Posted at Reformation Scotland:

They were on a Scottish hillside in fear of government troops arresting or killing those at this “illegal” worship service. Why would the young preacher pause his sermon and begin to pray for the restoration of the Jews?

It was 11 July 1680, a Lord’s Day. The government was hunting Richard Cameron, just 32 years of age, across the moors and hills of Scotland. His crime was that he would not submit to the government total control of the Church. To worship in secret was considered rebellion and there was a high price on his head.

Within eleven days he would suffer a bloody death at the hands of soldiers. Was he aware of that? Yes, to some extent, he was. He had spent the previous day in prayer and meditation and told one lady gloomily “my carcass shall dung the wilderness, and that within a fortnight”.

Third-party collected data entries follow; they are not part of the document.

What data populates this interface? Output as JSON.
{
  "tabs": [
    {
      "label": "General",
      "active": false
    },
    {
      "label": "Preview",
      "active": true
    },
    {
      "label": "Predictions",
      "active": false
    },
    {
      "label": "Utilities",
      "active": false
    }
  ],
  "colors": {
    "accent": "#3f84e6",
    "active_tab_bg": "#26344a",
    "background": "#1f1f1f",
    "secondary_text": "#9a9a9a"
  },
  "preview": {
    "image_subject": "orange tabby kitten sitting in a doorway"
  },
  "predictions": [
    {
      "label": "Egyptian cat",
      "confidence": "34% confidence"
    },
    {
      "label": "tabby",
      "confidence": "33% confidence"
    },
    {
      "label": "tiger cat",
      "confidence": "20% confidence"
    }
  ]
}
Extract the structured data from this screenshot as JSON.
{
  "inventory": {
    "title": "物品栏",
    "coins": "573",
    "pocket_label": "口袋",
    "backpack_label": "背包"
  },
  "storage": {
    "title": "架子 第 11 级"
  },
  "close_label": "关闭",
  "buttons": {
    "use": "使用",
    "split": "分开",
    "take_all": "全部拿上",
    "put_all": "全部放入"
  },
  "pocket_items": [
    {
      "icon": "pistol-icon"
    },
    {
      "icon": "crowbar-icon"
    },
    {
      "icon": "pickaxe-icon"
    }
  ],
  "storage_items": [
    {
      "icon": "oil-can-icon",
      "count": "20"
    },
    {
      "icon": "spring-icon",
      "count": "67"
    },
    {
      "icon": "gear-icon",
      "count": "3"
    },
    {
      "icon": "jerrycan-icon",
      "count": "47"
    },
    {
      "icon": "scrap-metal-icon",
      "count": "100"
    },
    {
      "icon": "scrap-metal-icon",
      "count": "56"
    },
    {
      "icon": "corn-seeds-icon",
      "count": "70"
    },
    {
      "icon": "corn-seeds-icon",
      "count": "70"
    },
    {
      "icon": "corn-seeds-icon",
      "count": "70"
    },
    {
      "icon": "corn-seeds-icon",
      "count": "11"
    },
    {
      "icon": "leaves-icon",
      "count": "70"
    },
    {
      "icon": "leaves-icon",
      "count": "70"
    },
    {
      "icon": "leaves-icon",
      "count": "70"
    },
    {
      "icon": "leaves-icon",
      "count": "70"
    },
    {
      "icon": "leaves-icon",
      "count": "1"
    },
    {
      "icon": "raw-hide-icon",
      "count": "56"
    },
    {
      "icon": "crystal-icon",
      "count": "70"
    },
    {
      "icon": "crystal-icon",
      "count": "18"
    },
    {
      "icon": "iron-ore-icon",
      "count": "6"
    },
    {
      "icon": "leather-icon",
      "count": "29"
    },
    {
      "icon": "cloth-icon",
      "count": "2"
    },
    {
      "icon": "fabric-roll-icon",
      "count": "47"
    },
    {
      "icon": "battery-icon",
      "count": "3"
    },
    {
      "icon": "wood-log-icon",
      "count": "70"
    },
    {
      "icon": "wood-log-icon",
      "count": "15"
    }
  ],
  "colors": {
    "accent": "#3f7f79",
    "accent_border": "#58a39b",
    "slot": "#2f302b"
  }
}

Now he was ready to preach to the gathered people on the border of Lanarkshire and Dumfries-shire. It was a powerful sermon on John 5:40, one of his favourite texts. Nearly fifty years later, it remained fresh in the memory of those that heard it. There was much emotion for both preacher and congregation. During the sermon Cameron was overcome and “fell in such a rap of calm weeping, and the greater part of that multitude, that there was scarce a dry cheek to be seen among them”. This obliged Cameron to pause and pray. He “continued long praying for the Jews restoration and ingrafting again” amongst other things.